Lulus Verifikasi Dewan Pers No.126/DP-Terverifikasi/K/X/2017

Modus Barang Titipan

Polda Kepri Gagalkan Penyelundupan Barang Bekas dari Singapura Melalui Pelabuhan Batam Center, 3 Pelaku Ditangkap
Oleh : Aldy Daeng
Selasa | 05-05-2026 | 17:28 WIB
Ekpose-Penyelundupan.jpg Honda-Batam
Kabid Humas Polda Kepri, Kombes Nona Pricillia Ohei pimpin ekpose gagalkan upaya penyelundupan barang bekas dari Singapura. (Aldy/BTD)

BATAMTODAY.COM, Batam - Polda Kepulauan Riau menggagalkan penyelundupan ratusan barang bekas impor dari Singapura melalui Pelabuhan Internasional Batam Center. Tiga orang diamankan bersama puluhan koper dan tas ransel berisi pakaian dan sepatu bekas.

Kabid Humas Polda Kepri, Kombes Nona Pricillia Ohei, mengatakan pengungkapan dilakukan Subdit I Indagsi Ditreskrimsus dan tercatat dalam tiga laporan polisi. "Barang bukti yang diamankan berupa 12 koper dan 34 tas ransel berisi 702 potong pakaian bekas, 142 sepatu bekas, 91 barang bekas lainnya, serta 18 mainan," kata Nona, Selasa (5/5/2026).

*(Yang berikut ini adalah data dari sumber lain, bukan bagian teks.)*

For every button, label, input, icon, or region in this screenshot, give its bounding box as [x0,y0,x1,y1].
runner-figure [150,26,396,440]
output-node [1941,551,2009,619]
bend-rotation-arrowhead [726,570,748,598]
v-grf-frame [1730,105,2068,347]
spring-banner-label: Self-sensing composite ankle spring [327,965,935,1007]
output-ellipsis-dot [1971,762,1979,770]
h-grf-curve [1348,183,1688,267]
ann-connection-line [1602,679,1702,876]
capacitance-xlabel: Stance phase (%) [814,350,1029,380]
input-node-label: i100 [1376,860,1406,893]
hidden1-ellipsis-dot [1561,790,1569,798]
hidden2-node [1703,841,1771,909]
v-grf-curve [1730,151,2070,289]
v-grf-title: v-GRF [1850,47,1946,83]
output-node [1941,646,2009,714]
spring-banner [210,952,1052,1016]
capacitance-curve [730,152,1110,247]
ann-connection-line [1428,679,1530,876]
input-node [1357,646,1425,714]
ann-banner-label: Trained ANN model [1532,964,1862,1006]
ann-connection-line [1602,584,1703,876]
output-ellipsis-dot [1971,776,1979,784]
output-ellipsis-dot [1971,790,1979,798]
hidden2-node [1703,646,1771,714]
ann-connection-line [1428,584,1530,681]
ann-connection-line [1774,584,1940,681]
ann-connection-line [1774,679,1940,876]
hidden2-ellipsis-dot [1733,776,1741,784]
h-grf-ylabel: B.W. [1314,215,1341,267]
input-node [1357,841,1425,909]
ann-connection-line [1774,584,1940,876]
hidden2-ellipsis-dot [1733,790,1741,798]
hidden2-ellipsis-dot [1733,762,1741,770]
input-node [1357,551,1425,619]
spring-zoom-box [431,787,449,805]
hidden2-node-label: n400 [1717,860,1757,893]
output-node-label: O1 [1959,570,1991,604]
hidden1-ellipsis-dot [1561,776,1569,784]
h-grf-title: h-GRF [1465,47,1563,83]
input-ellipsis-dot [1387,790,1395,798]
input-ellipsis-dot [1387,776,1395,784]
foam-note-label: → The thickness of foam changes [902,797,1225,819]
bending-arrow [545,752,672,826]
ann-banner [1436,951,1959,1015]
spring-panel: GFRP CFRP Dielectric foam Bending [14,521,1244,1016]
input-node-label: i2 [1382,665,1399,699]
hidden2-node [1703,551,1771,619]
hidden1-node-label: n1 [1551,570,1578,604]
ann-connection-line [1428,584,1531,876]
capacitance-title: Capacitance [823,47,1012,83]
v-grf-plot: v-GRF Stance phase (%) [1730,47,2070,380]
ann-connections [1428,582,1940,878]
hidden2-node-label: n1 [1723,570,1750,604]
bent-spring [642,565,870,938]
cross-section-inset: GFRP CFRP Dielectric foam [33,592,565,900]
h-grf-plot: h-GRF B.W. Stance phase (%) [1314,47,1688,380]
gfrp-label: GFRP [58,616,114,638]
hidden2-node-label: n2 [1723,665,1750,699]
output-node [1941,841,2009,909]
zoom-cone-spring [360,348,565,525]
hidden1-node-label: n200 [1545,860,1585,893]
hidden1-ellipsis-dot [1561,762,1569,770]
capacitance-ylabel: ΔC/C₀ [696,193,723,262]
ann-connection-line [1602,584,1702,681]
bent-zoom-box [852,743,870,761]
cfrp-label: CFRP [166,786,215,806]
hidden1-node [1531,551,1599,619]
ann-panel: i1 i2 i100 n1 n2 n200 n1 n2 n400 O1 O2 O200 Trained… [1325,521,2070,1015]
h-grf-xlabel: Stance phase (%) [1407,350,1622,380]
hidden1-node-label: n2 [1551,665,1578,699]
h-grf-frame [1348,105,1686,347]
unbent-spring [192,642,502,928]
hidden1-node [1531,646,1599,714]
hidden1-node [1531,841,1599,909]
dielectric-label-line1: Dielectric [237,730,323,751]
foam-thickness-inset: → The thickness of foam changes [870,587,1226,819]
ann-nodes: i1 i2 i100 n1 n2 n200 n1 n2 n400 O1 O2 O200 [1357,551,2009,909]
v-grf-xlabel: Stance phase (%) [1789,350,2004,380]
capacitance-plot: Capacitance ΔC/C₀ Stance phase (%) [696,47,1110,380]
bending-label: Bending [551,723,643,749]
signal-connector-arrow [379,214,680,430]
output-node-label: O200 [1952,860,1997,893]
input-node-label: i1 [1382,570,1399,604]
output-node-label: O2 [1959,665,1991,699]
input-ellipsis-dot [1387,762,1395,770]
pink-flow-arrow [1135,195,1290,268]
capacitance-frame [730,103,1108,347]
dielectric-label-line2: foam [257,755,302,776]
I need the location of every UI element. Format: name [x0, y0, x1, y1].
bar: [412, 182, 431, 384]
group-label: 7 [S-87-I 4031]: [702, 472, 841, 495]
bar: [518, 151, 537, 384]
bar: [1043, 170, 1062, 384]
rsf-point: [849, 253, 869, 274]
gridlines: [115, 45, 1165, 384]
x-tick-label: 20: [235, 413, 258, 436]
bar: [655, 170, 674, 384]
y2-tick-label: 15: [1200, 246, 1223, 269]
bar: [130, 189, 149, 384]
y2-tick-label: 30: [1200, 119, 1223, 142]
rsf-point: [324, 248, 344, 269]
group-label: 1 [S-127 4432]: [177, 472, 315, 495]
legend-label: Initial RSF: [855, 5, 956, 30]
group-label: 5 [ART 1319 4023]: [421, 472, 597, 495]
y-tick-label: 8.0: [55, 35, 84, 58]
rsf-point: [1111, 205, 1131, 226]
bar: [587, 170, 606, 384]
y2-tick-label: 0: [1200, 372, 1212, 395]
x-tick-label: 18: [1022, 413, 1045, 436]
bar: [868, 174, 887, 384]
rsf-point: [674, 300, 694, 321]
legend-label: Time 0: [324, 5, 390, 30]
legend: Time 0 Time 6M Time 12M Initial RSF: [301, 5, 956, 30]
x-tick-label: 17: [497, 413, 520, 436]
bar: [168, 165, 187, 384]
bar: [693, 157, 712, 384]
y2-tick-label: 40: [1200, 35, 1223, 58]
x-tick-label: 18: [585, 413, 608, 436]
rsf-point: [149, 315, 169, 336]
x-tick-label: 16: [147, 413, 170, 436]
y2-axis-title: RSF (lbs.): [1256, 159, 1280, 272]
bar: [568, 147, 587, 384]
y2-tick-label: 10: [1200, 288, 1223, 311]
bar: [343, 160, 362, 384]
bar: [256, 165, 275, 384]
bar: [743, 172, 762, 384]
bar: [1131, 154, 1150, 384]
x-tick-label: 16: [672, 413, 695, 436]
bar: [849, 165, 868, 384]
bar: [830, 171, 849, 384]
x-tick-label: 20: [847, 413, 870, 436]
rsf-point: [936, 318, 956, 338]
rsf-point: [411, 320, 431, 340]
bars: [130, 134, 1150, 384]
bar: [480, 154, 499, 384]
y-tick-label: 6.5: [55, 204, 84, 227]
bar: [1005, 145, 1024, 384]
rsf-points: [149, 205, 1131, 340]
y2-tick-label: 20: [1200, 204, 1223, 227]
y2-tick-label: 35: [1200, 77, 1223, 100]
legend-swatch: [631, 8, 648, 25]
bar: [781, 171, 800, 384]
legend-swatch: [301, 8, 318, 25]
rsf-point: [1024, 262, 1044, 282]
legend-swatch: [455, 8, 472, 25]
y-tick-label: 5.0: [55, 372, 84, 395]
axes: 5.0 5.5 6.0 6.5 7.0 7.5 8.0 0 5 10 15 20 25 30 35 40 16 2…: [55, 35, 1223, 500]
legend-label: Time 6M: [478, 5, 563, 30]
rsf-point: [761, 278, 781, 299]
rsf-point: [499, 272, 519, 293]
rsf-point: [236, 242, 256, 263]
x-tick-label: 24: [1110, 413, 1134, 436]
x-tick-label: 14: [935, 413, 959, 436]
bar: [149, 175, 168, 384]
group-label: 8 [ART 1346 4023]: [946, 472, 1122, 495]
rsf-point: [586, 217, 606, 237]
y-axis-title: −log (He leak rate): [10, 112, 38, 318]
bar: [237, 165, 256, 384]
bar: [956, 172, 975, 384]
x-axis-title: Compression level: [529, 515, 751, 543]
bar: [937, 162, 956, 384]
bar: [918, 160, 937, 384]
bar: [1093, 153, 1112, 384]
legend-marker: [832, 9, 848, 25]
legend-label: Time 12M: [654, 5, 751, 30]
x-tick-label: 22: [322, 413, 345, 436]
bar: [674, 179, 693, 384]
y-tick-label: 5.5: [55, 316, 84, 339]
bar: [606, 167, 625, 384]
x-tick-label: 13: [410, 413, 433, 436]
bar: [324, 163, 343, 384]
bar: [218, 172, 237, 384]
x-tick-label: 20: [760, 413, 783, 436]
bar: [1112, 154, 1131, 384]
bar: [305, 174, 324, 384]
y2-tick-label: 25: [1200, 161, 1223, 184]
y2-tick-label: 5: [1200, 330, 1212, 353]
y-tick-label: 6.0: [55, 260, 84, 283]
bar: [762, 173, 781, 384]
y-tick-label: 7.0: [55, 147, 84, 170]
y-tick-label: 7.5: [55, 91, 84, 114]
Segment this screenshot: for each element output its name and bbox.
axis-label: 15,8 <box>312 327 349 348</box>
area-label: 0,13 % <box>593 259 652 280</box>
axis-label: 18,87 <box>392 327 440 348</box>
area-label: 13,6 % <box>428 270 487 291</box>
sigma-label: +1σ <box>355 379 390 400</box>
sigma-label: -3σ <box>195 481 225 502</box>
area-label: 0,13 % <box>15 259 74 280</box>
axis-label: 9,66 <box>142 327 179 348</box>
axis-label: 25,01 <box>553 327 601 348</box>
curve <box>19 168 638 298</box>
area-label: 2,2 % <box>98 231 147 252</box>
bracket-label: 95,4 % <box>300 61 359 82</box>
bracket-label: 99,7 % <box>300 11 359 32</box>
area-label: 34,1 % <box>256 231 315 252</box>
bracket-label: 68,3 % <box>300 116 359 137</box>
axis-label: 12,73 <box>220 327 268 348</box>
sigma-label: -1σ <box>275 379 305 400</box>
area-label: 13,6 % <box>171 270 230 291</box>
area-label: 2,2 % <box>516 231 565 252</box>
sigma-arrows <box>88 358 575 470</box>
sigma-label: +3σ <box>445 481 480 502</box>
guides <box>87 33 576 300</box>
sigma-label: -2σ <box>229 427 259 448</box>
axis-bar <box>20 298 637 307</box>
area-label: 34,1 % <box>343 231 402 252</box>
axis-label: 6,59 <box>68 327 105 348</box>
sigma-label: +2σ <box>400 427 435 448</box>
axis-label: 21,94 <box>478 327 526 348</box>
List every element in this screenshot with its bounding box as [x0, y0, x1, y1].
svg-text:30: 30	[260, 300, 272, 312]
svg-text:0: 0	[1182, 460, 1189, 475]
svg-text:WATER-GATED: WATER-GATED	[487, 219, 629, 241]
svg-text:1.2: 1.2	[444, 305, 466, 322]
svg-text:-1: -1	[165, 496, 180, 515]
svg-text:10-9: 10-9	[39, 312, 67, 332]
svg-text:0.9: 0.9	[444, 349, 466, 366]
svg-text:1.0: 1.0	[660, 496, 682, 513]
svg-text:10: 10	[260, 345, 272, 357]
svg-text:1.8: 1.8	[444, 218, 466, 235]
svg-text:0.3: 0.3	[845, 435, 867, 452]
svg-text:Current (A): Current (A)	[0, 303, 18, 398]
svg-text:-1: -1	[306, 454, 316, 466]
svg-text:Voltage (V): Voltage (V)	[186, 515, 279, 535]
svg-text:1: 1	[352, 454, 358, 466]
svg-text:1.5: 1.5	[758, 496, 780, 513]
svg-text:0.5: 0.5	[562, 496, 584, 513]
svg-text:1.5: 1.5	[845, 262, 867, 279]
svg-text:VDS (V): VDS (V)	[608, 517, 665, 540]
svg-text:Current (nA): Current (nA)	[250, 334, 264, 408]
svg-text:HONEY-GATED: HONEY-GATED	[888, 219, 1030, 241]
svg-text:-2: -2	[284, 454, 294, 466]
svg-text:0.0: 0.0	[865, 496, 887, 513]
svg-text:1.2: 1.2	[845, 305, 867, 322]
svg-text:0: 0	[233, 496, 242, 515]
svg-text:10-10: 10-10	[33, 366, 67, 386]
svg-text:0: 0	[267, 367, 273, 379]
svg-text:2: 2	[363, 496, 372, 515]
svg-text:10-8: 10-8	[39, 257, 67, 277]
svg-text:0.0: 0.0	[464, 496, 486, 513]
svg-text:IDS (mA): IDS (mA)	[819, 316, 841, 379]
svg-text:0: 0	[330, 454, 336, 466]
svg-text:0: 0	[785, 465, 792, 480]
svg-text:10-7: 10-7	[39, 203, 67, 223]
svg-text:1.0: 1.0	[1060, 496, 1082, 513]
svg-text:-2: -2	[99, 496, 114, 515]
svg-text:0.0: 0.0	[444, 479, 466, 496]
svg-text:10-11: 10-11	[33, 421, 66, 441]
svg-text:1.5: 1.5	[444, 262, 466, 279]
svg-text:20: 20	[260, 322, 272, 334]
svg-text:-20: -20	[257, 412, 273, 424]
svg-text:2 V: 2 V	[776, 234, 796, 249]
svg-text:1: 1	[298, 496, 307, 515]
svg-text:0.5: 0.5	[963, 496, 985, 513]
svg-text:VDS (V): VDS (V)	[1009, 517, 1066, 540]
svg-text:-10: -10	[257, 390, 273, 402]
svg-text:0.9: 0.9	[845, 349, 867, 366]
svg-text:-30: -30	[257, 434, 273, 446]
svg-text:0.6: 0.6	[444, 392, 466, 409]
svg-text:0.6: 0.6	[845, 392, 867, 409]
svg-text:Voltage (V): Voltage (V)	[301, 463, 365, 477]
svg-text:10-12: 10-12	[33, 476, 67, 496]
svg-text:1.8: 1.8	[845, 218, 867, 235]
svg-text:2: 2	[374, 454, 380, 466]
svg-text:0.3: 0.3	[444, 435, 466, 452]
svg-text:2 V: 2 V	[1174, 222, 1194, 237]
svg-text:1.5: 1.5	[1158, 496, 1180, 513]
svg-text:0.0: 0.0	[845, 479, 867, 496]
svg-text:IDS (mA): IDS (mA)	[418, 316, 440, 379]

Tiga pelaku berinisial SM, PW, dan CM ditangkap di Pelabuhan Batam Center pada akhir April 2026.

Para pelaku dijerat Undang-Undang Nomor 7 Tahun 2014 tentang Perdagangan dan Undang-Undang Nomor 17 Tahun 2006 tentang Kepabeanan. Ancaman hukumannya penjara 2 hingga 8 tahun serta denda Rp100 juta hingga Rp5 miliar.

Nona menegaskan, impor pakaian bekas dilarang karena merugikan negara dan berpotensi mengganggu perekonomian, terutama pelaku UMKM dalam negeri.

Sementara itu, Kasubdit I Indagsi Ditreskrimsus Polda Kepri, Paksi Eka Syaputra, mengatakan pihaknya telah berkoordinasi dengan jaksa serta ahli perdagangan dan perlindungan konsumen.

Dari hasil pemeriksaan, para pelaku telah dua kali melakukan penyelundupan dengan modus membawa barang seolah-olah sebagai titipan penumpang. "Modusnya seperti barang bawaan yang dititipkan," ujarnya.

Ia berharap pengawasan di pintu masuk internasional diperketat untuk mencegah praktik serupa dengan berbagai modus lain. Selanjutnya, para pelaku dan barang bukti dilimpahkan ke Bea Cukai Batam untuk penanganan lebih lanjut.